不久后我们又找到了一条一样走向的电缆,这条也分成两部分,向上和向前。倍感奇怪的我们马上向隧道深处走去,路途上我们碰到的所有电缆都是这种分布。
塔莉亚叫了一名工程兵对隧道对面看看情况,得到的答案却是那些分配到对面的电缆最后全都没入墙壁之中了。更让人惊奇的是,对面墙壁几乎全是由火山岩构成的!
当我们跑到对面的时候发现真的如那个小兵所说,在矿灯的照射下这一整面墙都反射着诡异的红光。那扎眼的程度简直就像是用鲜血把整面墙染红了一样,让人看着非常不舒服,我几乎感到有血腥味飘进我的鼻子了。
而那些被淹没的电缆看起来更像是一条条插在烂肉上的黑管子一样,每条电缆旁都密密麻麻的分布许多细小的火山岩碎屑,看着让人汗毛倒竖。
“这......这怎么回事?”陈在海叹道。
“你问我,我问谁?你是学过地质,给我解释解释火山岩为什么会变成这德行?”我指着墙面反问道。
“你就不要指望他了,这家伙说是留学双专业毕业,但那都是考试是抄别人的。尤其是地质学上,他就是一个草包,外行都不如。”塔莉亚道。
陈在海一愣:“我说塔莉亚你怎么老是接我老底!这么些年我在老苏面前建立的高大的形象不久全毁了吗!”我心想你有过这种形象吗?

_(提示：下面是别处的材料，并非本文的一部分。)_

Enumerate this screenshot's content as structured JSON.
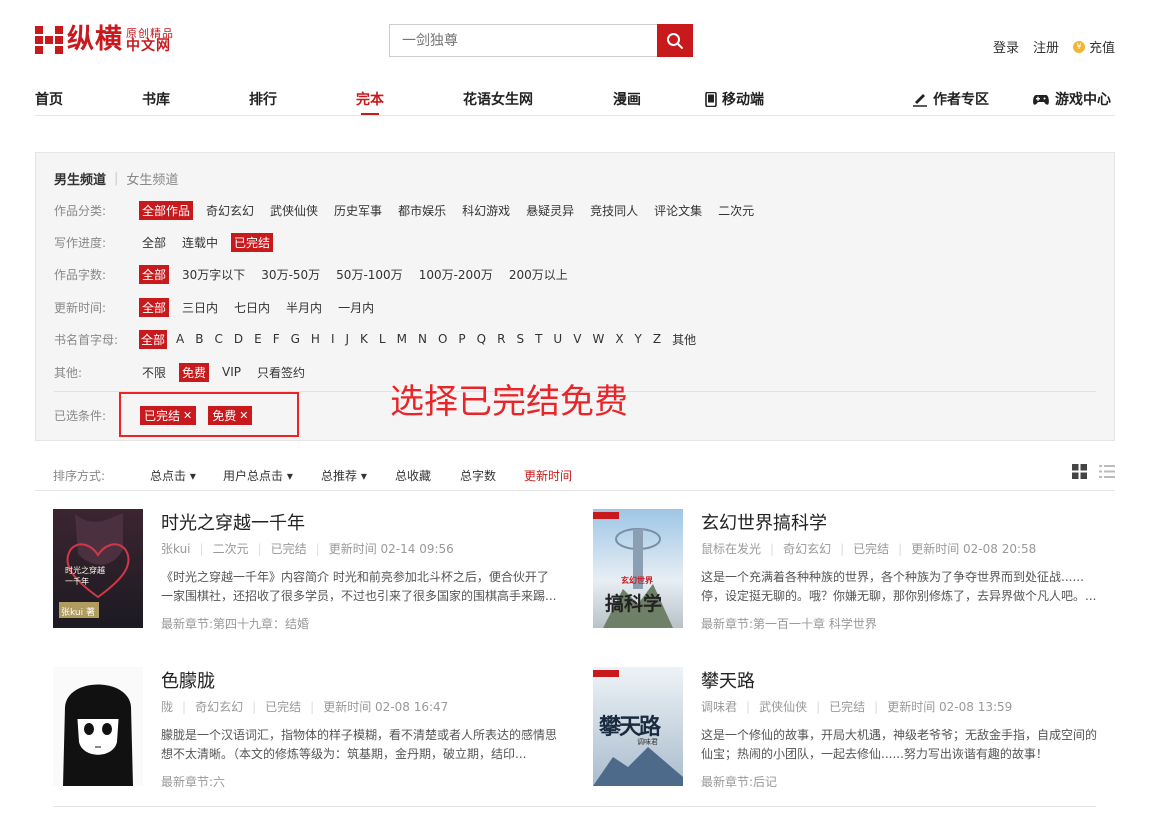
{
  "logo": {
    "main": "纵横",
    "sub_top": "原创精品",
    "sub_bottom": "中文网"
  },
  "search": {
    "placeholder": "一剑独尊"
  },
  "auth": {
    "login": "登录",
    "register": "注册",
    "recharge": "充值"
  },
  "nav": {
    "items": [
      "首页",
      "书库",
      "排行",
      "完本",
      "花语女生网",
      "漫画",
      "移动端"
    ],
    "author": "作者专区",
    "game": "游戏中心",
    "active": "完本"
  },
  "filter": {
    "channel_active": "男生频道",
    "channel_other": "女生频道",
    "rows": [
      {
        "label": "作品分类:",
        "options": [
          "全部作品",
          "奇幻玄幻",
          "武侠仙侠",
          "历史军事",
          "都市娱乐",
          "科幻游戏",
          "悬疑灵异",
          "竞技同人",
          "评论文集",
          "二次元"
        ],
        "selected": 0
      },
      {
        "label": "写作进度:",
        "options": [
          "全部",
          "连载中",
          "已完结"
        ],
        "selected": 2
      },
      {
        "label": "作品字数:",
        "options": [
          "全部",
          "30万字以下",
          "30万-50万",
          "50万-100万",
          "100万-200万",
          "200万以上"
        ],
        "selected": 0
      },
      {
        "label": "更新时间:",
        "options": [
          "全部",
          "三日内",
          "七日内",
          "半月内",
          "一月内"
        ],
        "selected": 0
      },
      {
        "label": "书名首字母:",
        "options": [
          "全部",
          "A",
          "B",
          "C",
          "D",
          "E",
          "F",
          "G",
          "H",
          "I",
          "J",
          "K",
          "L",
          "M",
          "N",
          "O",
          "P",
          "Q",
          "R",
          "S",
          "T",
          "U",
          "V",
          "W",
          "X",
          "Y",
          "Z",
          "其他"
        ],
        "selected": 0
      },
      {
        "label": "其他:",
        "options": [
          "不限",
          "免费",
          "VIP",
          "只看签约"
        ],
        "selected": 1
      }
    ],
    "chosen_label": "已选条件:",
    "chosen": [
      "已完结",
      "免费"
    ]
  },
  "annotation": "选择已完结免费",
  "sort": {
    "label": "排序方式:",
    "items": [
      "总点击",
      "用户总点击",
      "总推荐",
      "总收藏",
      "总字数",
      "更新时间"
    ],
    "active": "更新时间"
  },
  "books": [
    {
      "title": "时光之穿越一千年",
      "author": "张kui",
      "genre": "二次元",
      "status": "已完结",
      "updated_label": "更新时间",
      "updated": "02-14 09:56",
      "desc": "《时光之穿越一千年》内容简介 时光和前亮参加北斗杯之后，便合伙开了一家围棋社，还招收了很多学员，不过也引来了很多国家的围棋高手来踢...",
      "latest_label": "最新章节:",
      "latest": "第四十九章：结婚",
      "cover_text": "时光之穿越一千年",
      "cover_tag": "张kui 著"
    },
    {
      "title": "玄幻世界搞科学",
      "author": "鼠标在发光",
      "genre": "奇幻玄幻",
      "status": "已完结",
      "updated_label": "更新时间",
      "updated": "02-08 20:58",
      "desc": "这是一个充满着各种种族的世界，各个种族为了争夺世界而到处征战......停，设定挺无聊的。哦？你嫌无聊，那你别修炼了，去异界做个凡人吧。...",
      "latest_label": "最新章节:",
      "latest": "第一百一十章 科学世界",
      "cover_text": "搞科学",
      "cover_tag": "玄幻世界"
    },
    {
      "title": "色朦胧",
      "author": "陇",
      "genre": "奇幻玄幻",
      "status": "已完结",
      "updated_label": "更新时间",
      "updated": "02-08 16:47",
      "desc": "朦胧是一个汉语词汇，指物体的样子模糊，看不清楚或者人所表达的感情思想不太清晰。（本文的修炼等级为：筑基期，金丹期，破立期，结印...",
      "latest_label": "最新章节:",
      "latest": "六",
      "cover_text": "",
      "cover_tag": ""
    },
    {
      "title": "攀天路",
      "author": "调味君",
      "genre": "武侠仙侠",
      "status": "已完结",
      "updated_label": "更新时间",
      "updated": "02-08 13:59",
      "desc": "这是一个修仙的故事，开局大机遇，神级老爷爷；无敌金手指，自成空间的仙宝；热闹的小团队，一起去修仙......努力写出诙谐有趣的故事！",
      "latest_label": "最新章节:",
      "latest": "后记",
      "cover_text": "攀天路",
      "cover_tag": "调味君"
    }
  ],
  "colors": {
    "brand": "#c8191d",
    "annotation": "#e8262a"
  }
}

“我说的本来就是实话,话说你有建立过任何高大的形象吗?这么多年我一直感觉你就是个中国来的说相声的。”塔莉亚没想到你想的和我这么不谋而合,而且你究竟是有多了解中国文化啊......你真的是苏联人吗?
“话可不能这么说,老苏你听我说......”
最后一群人说来说去也得不出个能让人接受的结论,一直不会让我们失望的百科全书塔莉亚这次也哑了火。工程兵们就更不用说了,一扯到原理和理论这些人连学生都不如。
“别在这里耗时间了,就算搞明白了对咱的现状也没有好处,这一墙火山岩还能吃了咱不成?这地方哪哪都透着诡异,早走早完事,赶紧去找配电室吧。”我无奈道。

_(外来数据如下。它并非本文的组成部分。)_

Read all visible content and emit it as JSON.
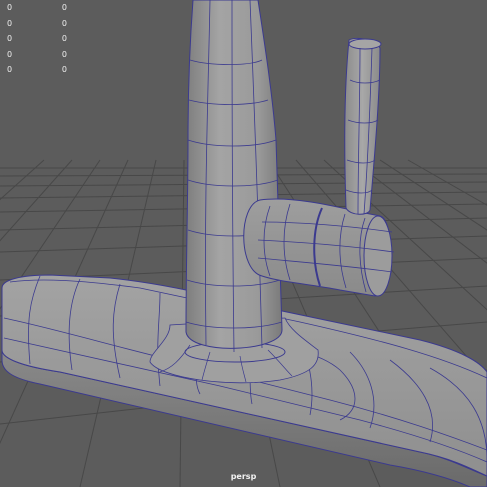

闻言塔莉亚马上组织工程兵们向内部前进,陈在海也不再和她扯皮了。亏得你们还记着现在的处境,一直以为塔莉亚是那种稳健沉着的人,看来在和陈在海一起的时候她也会表现出不同的一面,很让我头疼的一面。
无视那面“火山墙”我们回到了之前的那条电缆处,为了节省电池矿灯也减少到了两盏。一行人顺着电缆走得小心翼翼,生怕又惹出什么事端。

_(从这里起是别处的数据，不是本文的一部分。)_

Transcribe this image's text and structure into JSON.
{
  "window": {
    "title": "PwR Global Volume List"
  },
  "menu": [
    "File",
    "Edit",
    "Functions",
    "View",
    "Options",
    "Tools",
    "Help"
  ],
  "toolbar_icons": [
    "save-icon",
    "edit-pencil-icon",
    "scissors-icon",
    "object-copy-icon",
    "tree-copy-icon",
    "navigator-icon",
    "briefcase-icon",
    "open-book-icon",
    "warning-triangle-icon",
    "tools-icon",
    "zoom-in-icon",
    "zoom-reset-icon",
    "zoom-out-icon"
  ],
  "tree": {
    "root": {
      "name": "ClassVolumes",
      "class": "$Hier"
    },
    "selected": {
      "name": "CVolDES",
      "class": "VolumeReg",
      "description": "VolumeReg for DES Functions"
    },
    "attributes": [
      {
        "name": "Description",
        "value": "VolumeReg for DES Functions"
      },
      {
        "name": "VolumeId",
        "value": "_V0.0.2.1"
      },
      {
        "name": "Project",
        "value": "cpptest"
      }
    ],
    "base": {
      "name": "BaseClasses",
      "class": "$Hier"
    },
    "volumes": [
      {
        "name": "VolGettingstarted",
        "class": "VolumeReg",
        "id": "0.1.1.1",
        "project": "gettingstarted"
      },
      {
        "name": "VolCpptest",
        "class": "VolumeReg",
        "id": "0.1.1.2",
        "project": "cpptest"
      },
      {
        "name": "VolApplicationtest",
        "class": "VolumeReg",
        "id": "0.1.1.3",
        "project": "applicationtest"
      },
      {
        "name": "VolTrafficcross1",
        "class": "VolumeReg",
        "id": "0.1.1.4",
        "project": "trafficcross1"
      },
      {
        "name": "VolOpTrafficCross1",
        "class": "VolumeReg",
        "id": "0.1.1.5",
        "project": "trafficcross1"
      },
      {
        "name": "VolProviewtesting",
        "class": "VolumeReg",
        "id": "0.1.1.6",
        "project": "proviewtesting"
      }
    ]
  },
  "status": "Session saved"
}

隧道也从之前的漏斗状渐渐变得平缓。虽然走了很久,我还是能感觉隧道的坡度变缓了,弯道也变多了,它从之前的笔直向下渐渐变成螺旋向下。
就这样走了两小时后,一到难题突然出现在我们面前......
隧道分成了三条,分别对应着之前的那三条轨道。
“这倒好了,没看见配电室,到先来了个岔路。”陈在海叹了口气,拿起军用水壶狠狠的喝了一口。“三个随便选一个?”
“你们这里等着,我去前面看看情况。”我道。
之前一直走在前面的我向一旁的工程兵要来了矿灯,然后小心翼翼地走向那三条岔路。矿灯的光斑有些摇摆不定,我是不是有点太紧张了?眼前除了岩石明明什么都没有啊,我究竟在害怕些什么......
这种感觉很难形容,黑洞洞的三个洞口越近这感觉也越明显。硬是要形容的话它更接近于一种压力,比如你在一个悬崖顶峰,你肯定不会跳下去,但每当你接近崖边的时候你都会自然的害怕,这是一种来自生命的本能反应。
虽然是岔路,但这毕竟是供火车行驶的隧道,每个岔洞还是很大的。我战战兢兢地观察起中间的那个岔洞。
让我毛骨悚然的是这条隧道内部全是由火山岩构成的,汇入这里的电缆更是密密麻麻地全都插进了火山岩的内部。剩下的两条也是这种情况,这里究竟是怎么回事啊?把电力输送到墙壁的内部究竟有什么意义啊?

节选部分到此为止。